Um dem zu begegnen, müsse in die Bildung und Infrastruktur investiert werden und die Unterschiede der Einkommen müssten verkleinert werden. "Das sind alles objektive Dinge, die getan werden müssen. Demgegenüber ist die relativ begrenzte staatliche Verschuldung eigentlich noch kein drängendes Problem, wenn das Geld in die richtigen Kanäle fließt."
Gelenkte Marktwirtschaft
Die Militärregierung hat das nach Ansicht Müllers durchaus erkannt und Maßnahmen ergriffen, um etwa den Privatkonsum zu fördern und die Infrastruktur auszubauen. "Aber in beiden Bereichen haben die Maßnahmen nicht richtig gegriffen." Die Gründe: Es fehle auf Seiten der Militärs einerseits an fachlicher Expertise.
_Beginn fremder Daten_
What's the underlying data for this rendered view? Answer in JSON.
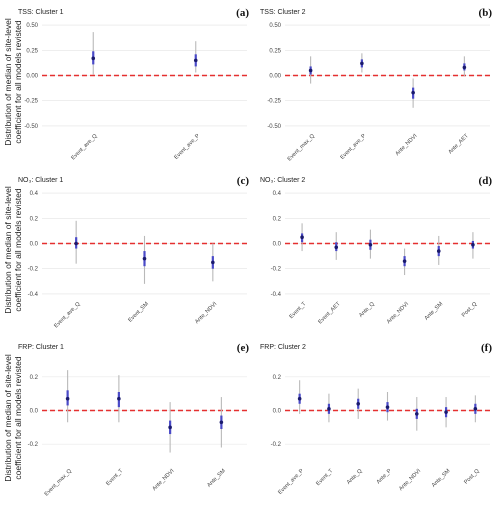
{
  "figure": {
    "ylabel_line1": "Distribution of  median of site-level",
    "ylabel_line2": "coefficient for all models revisted"
  },
  "chart_data": [
    {
      "type": "scatter",
      "title": "TSS: Cluster 1",
      "letter": "(a)",
      "ylim": [
        -0.55,
        0.55
      ],
      "yticks": [
        -0.5,
        -0.25,
        0.0,
        0.25,
        0.5
      ],
      "ytick_labels": [
        "-0.50",
        "-0.25",
        "0.00",
        "0.25",
        "0.50"
      ],
      "grid": true,
      "categories": [
        "Event_ave_Q",
        "Event_ave_P"
      ],
      "points": [
        {
          "median": 0.17,
          "low": 0.01,
          "high": 0.43,
          "iqr_low": 0.11,
          "iqr_high": 0.24
        },
        {
          "median": 0.15,
          "low": 0.03,
          "high": 0.34,
          "iqr_low": 0.09,
          "iqr_high": 0.21
        }
      ]
    },
    {
      "type": "scatter",
      "title": "TSS: Cluster 2",
      "letter": "(b)",
      "ylim": [
        -0.55,
        0.55
      ],
      "yticks": [
        -0.5,
        -0.25,
        0.0,
        0.25,
        0.5
      ],
      "ytick_labels": [
        "-0.50",
        "-0.25",
        "0.00",
        "0.25",
        "0.50"
      ],
      "grid": true,
      "categories": [
        "Event_max_Q",
        "Event_ave_P",
        "Ante_NDVI",
        "Ante_AET"
      ],
      "points": [
        {
          "median": 0.05,
          "low": -0.08,
          "high": 0.19,
          "iqr_low": 0.01,
          "iqr_high": 0.09
        },
        {
          "median": 0.12,
          "low": 0.03,
          "high": 0.22,
          "iqr_low": 0.08,
          "iqr_high": 0.16
        },
        {
          "median": -0.17,
          "low": -0.32,
          "high": -0.03,
          "iqr_low": -0.23,
          "iqr_high": -0.12
        },
        {
          "median": 0.08,
          "low": -0.01,
          "high": 0.19,
          "iqr_low": 0.05,
          "iqr_high": 0.12
        }
      ]
    },
    {
      "type": "scatter",
      "title": "NO₃: Cluster 1",
      "letter": "(c)",
      "ylim": [
        -0.44,
        0.44
      ],
      "yticks": [
        -0.4,
        -0.2,
        0.0,
        0.2,
        0.4
      ],
      "ytick_labels": [
        "-0.4",
        "-0.2",
        "0.0",
        "0.2",
        "0.4"
      ],
      "grid": true,
      "categories": [
        "Event_ave_Q",
        "Event_SM",
        "Ante_NDVI"
      ],
      "points": [
        {
          "median": 0.0,
          "low": -0.16,
          "high": 0.18,
          "iqr_low": -0.04,
          "iqr_high": 0.05
        },
        {
          "median": -0.12,
          "low": -0.32,
          "high": 0.06,
          "iqr_low": -0.18,
          "iqr_high": -0.06
        },
        {
          "median": -0.15,
          "low": -0.3,
          "high": 0.0,
          "iqr_low": -0.2,
          "iqr_high": -0.1
        }
      ]
    },
    {
      "type": "scatter",
      "title": "NO₃: Cluster 2",
      "letter": "(d)",
      "ylim": [
        -0.44,
        0.44
      ],
      "yticks": [
        -0.4,
        -0.2,
        0.0,
        0.2,
        0.4
      ],
      "ytick_labels": [
        "-0.4",
        "-0.2",
        "0.0",
        "0.2",
        "0.4"
      ],
      "grid": true,
      "categories": [
        "Event_T",
        "Event_AET",
        "Ante_Q",
        "Ante_NDVI",
        "Ante_SM",
        "Post_Q"
      ],
      "points": [
        {
          "median": 0.05,
          "low": -0.06,
          "high": 0.16,
          "iqr_low": 0.01,
          "iqr_high": 0.08
        },
        {
          "median": -0.03,
          "low": -0.13,
          "high": 0.09,
          "iqr_low": -0.06,
          "iqr_high": 0.01
        },
        {
          "median": -0.01,
          "low": -0.12,
          "high": 0.11,
          "iqr_low": -0.05,
          "iqr_high": 0.03
        },
        {
          "median": -0.14,
          "low": -0.25,
          "high": -0.04,
          "iqr_low": -0.18,
          "iqr_high": -0.1
        },
        {
          "median": -0.06,
          "low": -0.17,
          "high": 0.06,
          "iqr_low": -0.1,
          "iqr_high": -0.02
        },
        {
          "median": -0.01,
          "low": -0.12,
          "high": 0.09,
          "iqr_low": -0.04,
          "iqr_high": 0.02
        }
      ]
    },
    {
      "type": "scatter",
      "title": "FRP: Cluster 1",
      "letter": "(e)",
      "ylim": [
        -0.33,
        0.33
      ],
      "yticks": [
        -0.2,
        0.0,
        0.2
      ],
      "ytick_labels": [
        "-0.2",
        "0.0",
        "0.2"
      ],
      "grid": true,
      "categories": [
        "Event_max_Q",
        "Event_T",
        "Ante_NDVI",
        "Ante_SM"
      ],
      "points": [
        {
          "median": 0.07,
          "low": -0.07,
          "high": 0.24,
          "iqr_low": 0.03,
          "iqr_high": 0.12
        },
        {
          "median": 0.07,
          "low": -0.07,
          "high": 0.21,
          "iqr_low": 0.02,
          "iqr_high": 0.11
        },
        {
          "median": -0.1,
          "low": -0.25,
          "high": 0.05,
          "iqr_low": -0.14,
          "iqr_high": -0.06
        },
        {
          "median": -0.07,
          "low": -0.22,
          "high": 0.08,
          "iqr_low": -0.11,
          "iqr_high": -0.03
        }
      ]
    },
    {
      "type": "scatter",
      "title": "FRP: Cluster 2",
      "letter": "(f)",
      "ylim": [
        -0.33,
        0.33
      ],
      "yticks": [
        -0.2,
        0.0,
        0.2
      ],
      "ytick_labels": [
        "-0.2",
        "0.0",
        "0.2"
      ],
      "grid": true,
      "categories": [
        "Event_ave_P",
        "Event_T",
        "Ante_Q",
        "Ante_P",
        "Ante_NDVI",
        "Ante_SM",
        "Post_Q"
      ],
      "points": [
        {
          "median": 0.07,
          "low": -0.02,
          "high": 0.18,
          "iqr_low": 0.04,
          "iqr_high": 0.1
        },
        {
          "median": 0.01,
          "low": -0.07,
          "high": 0.1,
          "iqr_low": -0.02,
          "iqr_high": 0.04
        },
        {
          "median": 0.04,
          "low": -0.05,
          "high": 0.13,
          "iqr_low": 0.01,
          "iqr_high": 0.07
        },
        {
          "median": 0.02,
          "low": -0.06,
          "high": 0.11,
          "iqr_low": -0.01,
          "iqr_high": 0.05
        },
        {
          "median": -0.02,
          "low": -0.12,
          "high": 0.08,
          "iqr_low": -0.05,
          "iqr_high": 0.01
        },
        {
          "median": -0.01,
          "low": -0.1,
          "high": 0.08,
          "iqr_low": -0.04,
          "iqr_high": 0.02
        },
        {
          "median": 0.01,
          "low": -0.07,
          "high": 0.09,
          "iqr_low": -0.02,
          "iqr_high": 0.04
        }
      ]
    }
  ]
}
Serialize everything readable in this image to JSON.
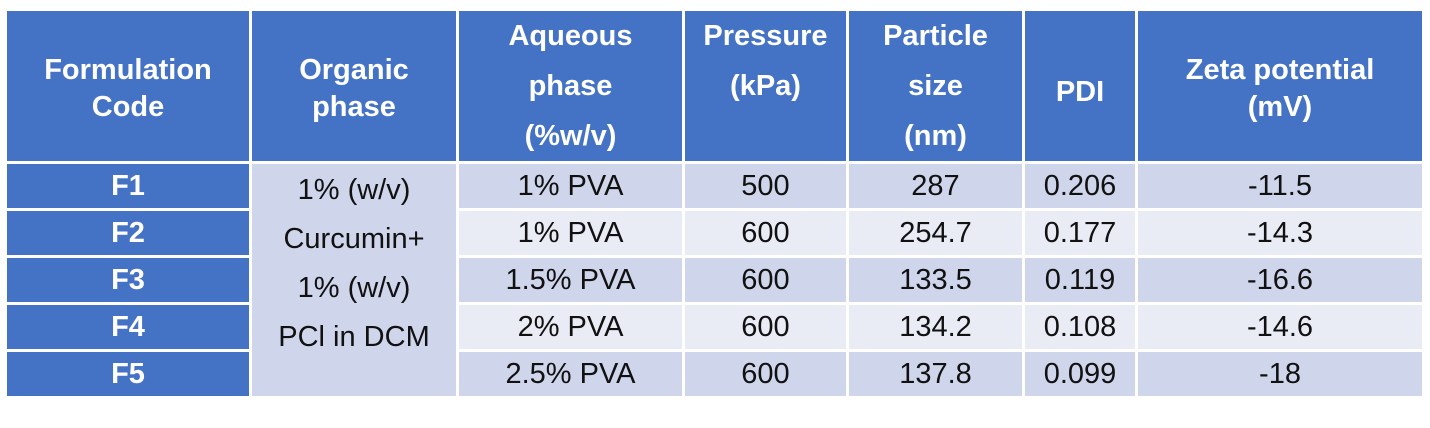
{
  "table": {
    "headers": [
      "Formulation Code",
      "Organic phase",
      "Aqueous phase (%w/v)",
      "Pressure (kPa)",
      "Particle size (nm)",
      "PDI",
      "Zeta potential (mV)"
    ],
    "header_lines": [
      [
        "Formulation",
        "Code"
      ],
      [
        "Organic",
        "phase"
      ],
      [
        "Aqueous",
        "phase",
        "(%w/v)"
      ],
      [
        "Pressure",
        "(kPa)"
      ],
      [
        "Particle",
        "size",
        "(nm)"
      ],
      [
        "PDI"
      ],
      [
        "Zeta potential",
        "(mV)"
      ]
    ],
    "organic_phase_lines": [
      "1% (w/v)",
      "Curcumin+",
      "1% (w/v)",
      "PCl in DCM"
    ],
    "rows": [
      {
        "code": "F1",
        "aqueous": "1% PVA",
        "pressure": "500",
        "size": "287",
        "pdi": "0.206",
        "zeta": "-11.5"
      },
      {
        "code": "F2",
        "aqueous": "1% PVA",
        "pressure": "600",
        "size": "254.7",
        "pdi": "0.177",
        "zeta": "-14.3"
      },
      {
        "code": "F3",
        "aqueous": "1.5% PVA",
        "pressure": "600",
        "size": "133.5",
        "pdi": "0.119",
        "zeta": "-16.6"
      },
      {
        "code": "F4",
        "aqueous": "2% PVA",
        "pressure": "600",
        "size": "134.2",
        "pdi": "0.108",
        "zeta": "-14.6"
      },
      {
        "code": "F5",
        "aqueous": "2.5% PVA",
        "pressure": "600",
        "size": "137.8",
        "pdi": "0.099",
        "zeta": "-18"
      }
    ]
  },
  "colors": {
    "header_bg": "#4472c4",
    "row_dark": "#cfd5ea",
    "row_light": "#e9ebf5"
  }
}
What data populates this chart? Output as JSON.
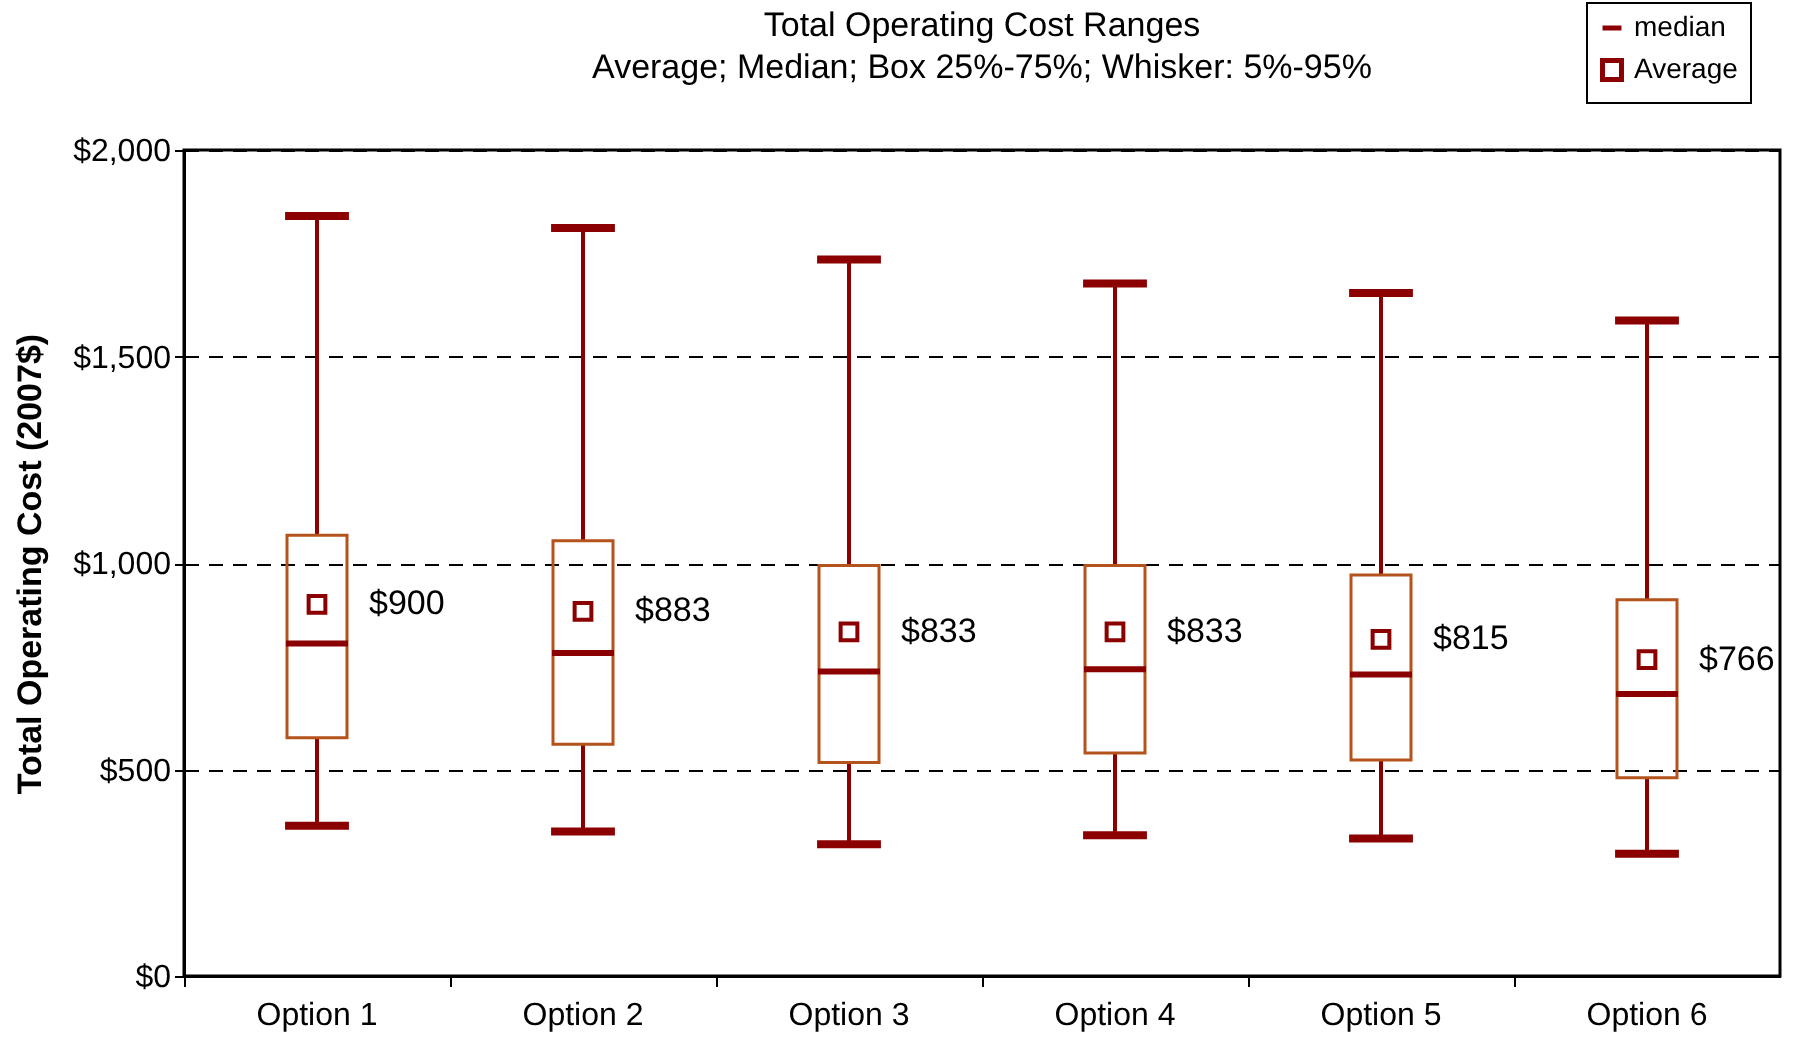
{
  "chart_data": {
    "type": "box",
    "title": "Total Operating Cost Ranges",
    "subtitle": "Average; Median; Box 25%-75%; Whisker: 5%-95%",
    "ylabel": "Total Operating Cost (2007$)",
    "categories": [
      "Option 1",
      "Option 2",
      "Option 3",
      "Option 4",
      "Option 5",
      "Option 6"
    ],
    "series": [
      {
        "name": "median",
        "color": "#8b0000",
        "boxes": [
          {
            "low": 364,
            "q1": 577,
            "median": 805,
            "q3": 1067,
            "high": 1840
          },
          {
            "low": 350,
            "q1": 561,
            "median": 782,
            "q3": 1054,
            "high": 1811
          },
          {
            "low": 319,
            "q1": 517,
            "median": 737,
            "q3": 994,
            "high": 1735
          },
          {
            "low": 341,
            "q1": 540,
            "median": 743,
            "q3": 994,
            "high": 1677
          },
          {
            "low": 333,
            "q1": 523,
            "median": 730,
            "q3": 971,
            "high": 1654
          },
          {
            "low": 296,
            "q1": 480,
            "median": 683,
            "q3": 911,
            "high": 1587
          }
        ]
      },
      {
        "name": "Average",
        "type": "scatter",
        "color": "#8b0000",
        "marker": "square",
        "x": [
          "Option 1",
          "Option 2",
          "Option 3",
          "Option 4",
          "Option 5",
          "Option 6"
        ],
        "values": [
          900,
          883,
          833,
          833,
          815,
          766
        ],
        "value_labels": [
          "$900",
          "$883",
          "$833",
          "$833",
          "$815",
          "$766"
        ]
      }
    ],
    "ylim": [
      0,
      2000
    ],
    "yticks": [
      {
        "value": 0,
        "label": "$0"
      },
      {
        "value": 500,
        "label": "$500"
      },
      {
        "value": 1000,
        "label": "$1,000"
      },
      {
        "value": 1500,
        "label": "$1,500"
      },
      {
        "value": 2000,
        "label": "$2,000"
      }
    ],
    "grid": "y",
    "legend": "top right"
  }
}
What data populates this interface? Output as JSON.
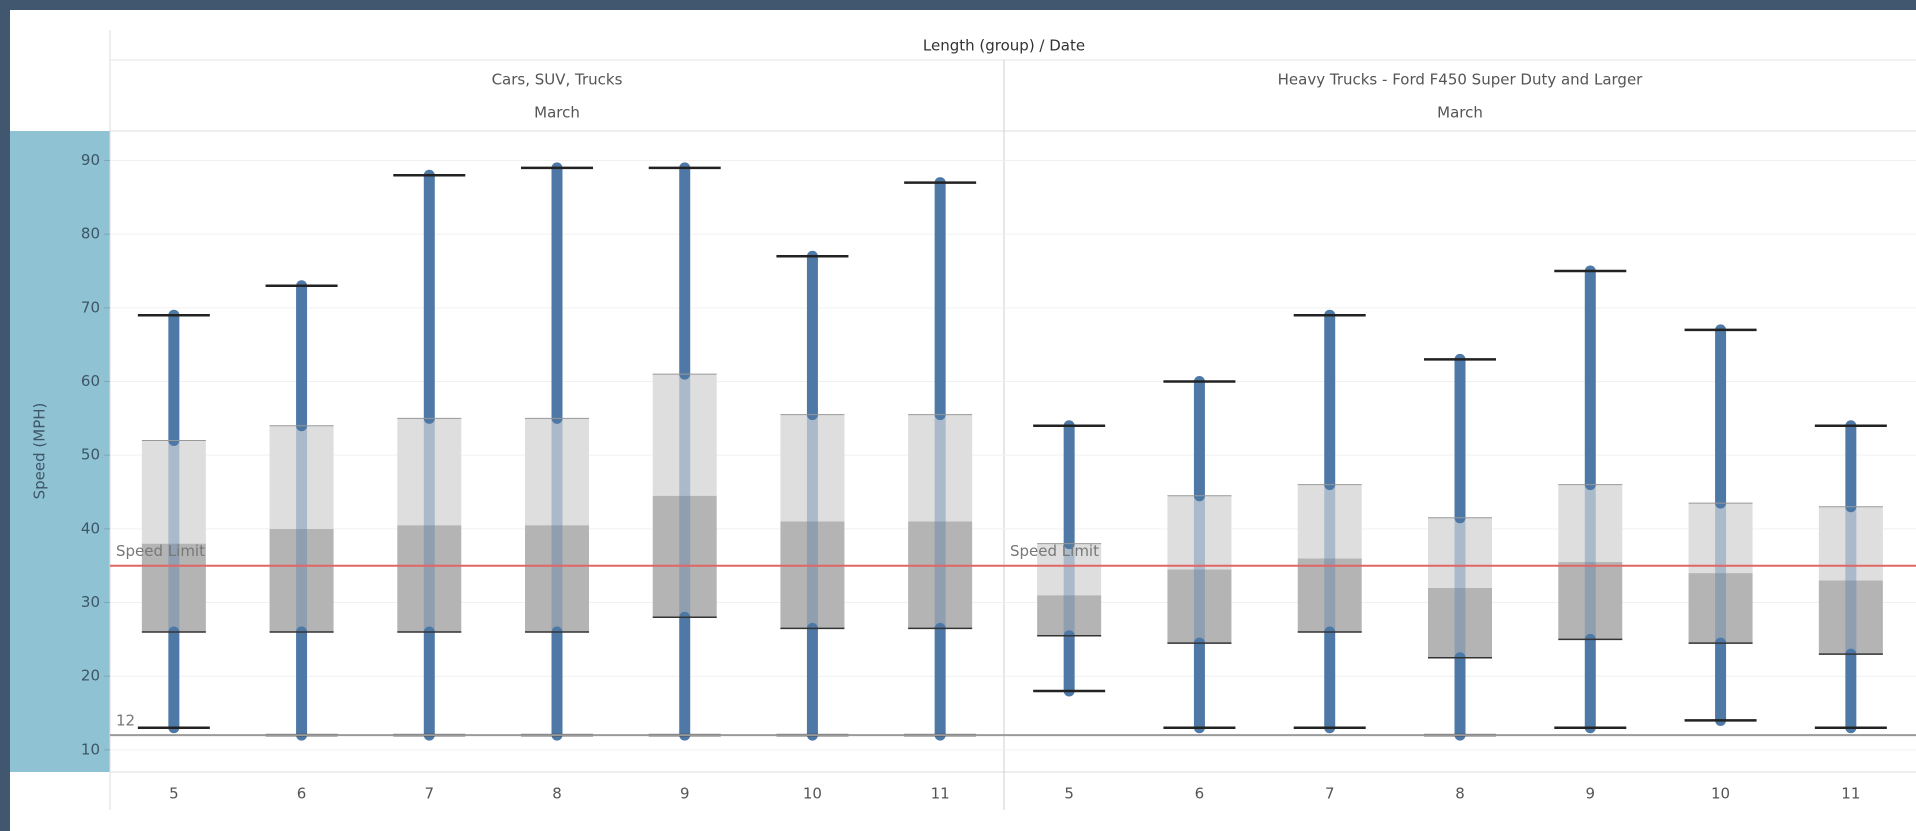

Viel schwerer wiege aber die mangelnde Akzeptanz in der Bevölkerung. Der Kommentator der „Bangkok Post" sieht das ähnlich. Das nötige Vertrauen in die politische Führung wird durch die ständigen Änderungen an der "Road map für die Rückkehr zur Demokratie" untergraben.
Die auf 20 Jahre angelegte "Nationale Strategie" sei, so Müller, das wirtschaftliche Pendant zur gelenkten Demokratie. "Das Militär hat die Zügel in die Hand genommen und plant sehr langfristig. Nicht nur im politischen Bereich, wo die neue, im August angenommene Verfassung auf eine gelenkte Demokratie hinausläuft, sondern auch im wirtschaftlichen Bereich." Vieles deute darauf hin, dass Thailand sich dabei verstärkt am nördlichen Nachbar China orientiert.